Open cneud opened 8 years ago
Also, should the profile refer to the XSD, namespace or other?
Since version information can be important for data consumers, a reference that indicates the version would make sense for the profile
. If there are no breaking changes between minor versions with regards to how OCR text is expressed in ALTO, the namespace would suffice.
First of all I appreciate the initiative of iif and glad alto is considered on this api as one standard format. Due to the case that ALTO is not containing appliciation specific information than containing text content, the format should be "text/xml". This is according to what was has been used on MIMETYPE attribute in METS on existing METS profiles and as done on the Europeana newspaper project. I agree regarding the "profile" to statement of "kba". Regarding the "label" I suppose this is only used for display purpose and spacing is no issue on this.
So I would recommend as followed for an ALTO file of version 3:
seeAlso: {
@id: "http://wellcomelibrary.org/service/alto/b19956435/0?image=0",
format: "text/xml",
profile: "http://www.loc.gov/standards/alto/v3",
label: "ALTO XML"\
}
I wonder whether it might be worth considering the registration of a MIME type "application/alto+xml", similar to what RFC6207 specifies for METS/MODS/MADS/MARC21/SRU.
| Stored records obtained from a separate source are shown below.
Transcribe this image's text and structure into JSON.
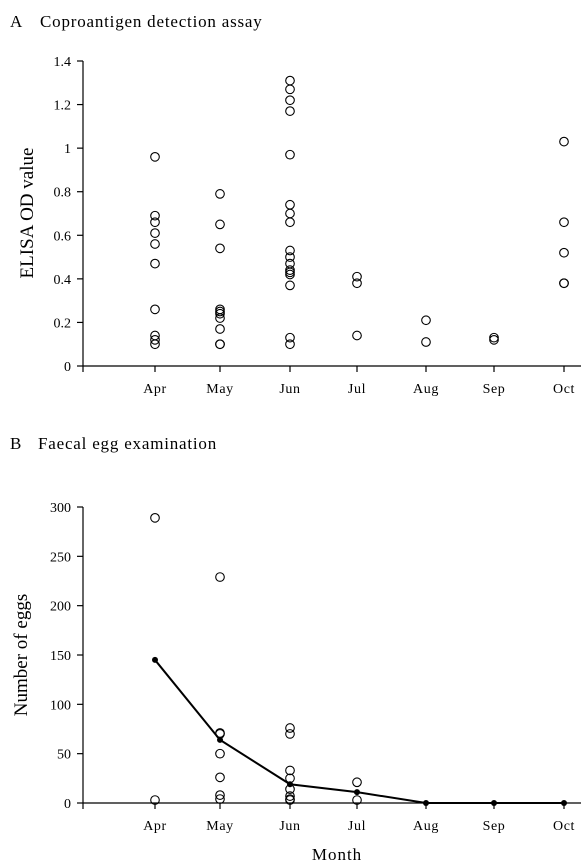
{
  "chart_data": [
    {
      "type": "scatter",
      "panel_label": "A",
      "title": "Coproantigen detection assay",
      "xlabel": "",
      "ylabel": "ELISA OD value",
      "ylim": [
        0,
        1.4
      ],
      "yticks": [
        "0",
        "0.2",
        "0.4",
        "0.6",
        "0.8",
        "1",
        "1.2",
        "1.4"
      ],
      "categories": [
        "Apr",
        "May",
        "Jun",
        "Jul",
        "Aug",
        "Sep",
        "Oct"
      ],
      "points": [
        [
          0.96,
          0.69,
          0.66,
          0.61,
          0.56,
          0.47,
          0.26,
          0.14,
          0.12,
          0.1
        ],
        [
          0.79,
          0.65,
          0.54,
          0.26,
          0.25,
          0.24,
          0.22,
          0.17,
          0.1,
          0.1
        ],
        [
          1.31,
          1.27,
          1.22,
          1.17,
          0.97,
          0.74,
          0.7,
          0.66,
          0.53,
          0.5,
          0.47,
          0.44,
          0.43,
          0.42,
          0.37,
          0.13,
          0.1
        ],
        [
          0.41,
          0.38,
          0.14
        ],
        [
          0.21,
          0.11
        ],
        [
          0.13,
          0.12
        ],
        [
          1.03,
          0.66,
          0.52,
          0.38,
          0.38
        ]
      ],
      "marker": "open-circle"
    },
    {
      "type": "scatter",
      "panel_label": "B",
      "title": "Faecal egg examination",
      "xlabel": "Month",
      "ylabel": "Number of eggs",
      "ylim": [
        0,
        300
      ],
      "yticks": [
        "0",
        "50",
        "100",
        "150",
        "200",
        "250",
        "300"
      ],
      "categories": [
        "Apr",
        "May",
        "Jun",
        "Jul",
        "Aug",
        "Sep",
        "Oct"
      ],
      "points": [
        [
          289,
          3
        ],
        [
          229,
          71,
          70,
          50,
          26,
          8,
          4
        ],
        [
          76,
          70,
          33,
          25,
          14,
          7,
          4,
          3
        ],
        [
          21,
          3
        ],
        [],
        [],
        []
      ],
      "mean_line": [
        145,
        64,
        19,
        11,
        0,
        0,
        0
      ],
      "marker": "open-circle",
      "mean_marker": "filled-circle"
    }
  ]
}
@Jo-CCS Yes, "label" is a free text field and only used for orientation.
Yes, also a registration of MIME type "application/alto+xml" makes sense to me.
"application/alto+xml" sounds great to me. IIIF documentation has already some samples with "application/tei+xml"
To register alto+xml, we need to write a RFC and submit it to iana.org. -> tei+xml : https://tools.ietf.org/html/rfc6129
My BnF colleagues argue that it's not mandatory. Eg: application/warc isn't declared at IANA but it's an ISO standard. -> http://www.iso.org/iso/catalogue_detail.htm?csnumber=44717
Certainly one can also live without the RFC, but note that due to this, WARC is also not currently considered a registered MIME-type, cf. https://kris-sigur.blogspot.de/2016/05/warc-mime-type.html "if we wish to have this standardized then going through this process is the only option"
The iiif defines a Presentation API that allows the representation of - where available - OCR results in ALTO as annotations, linked by a manifest.
Example:
It would be good to have a recommendation from the ALTO board on the values for two fields, format and label. The format should resemble a MIME-type, e.g. application/xml or text/xml, while the later can be a simple text like "ALTO XML", "ALTO OCR" or similar.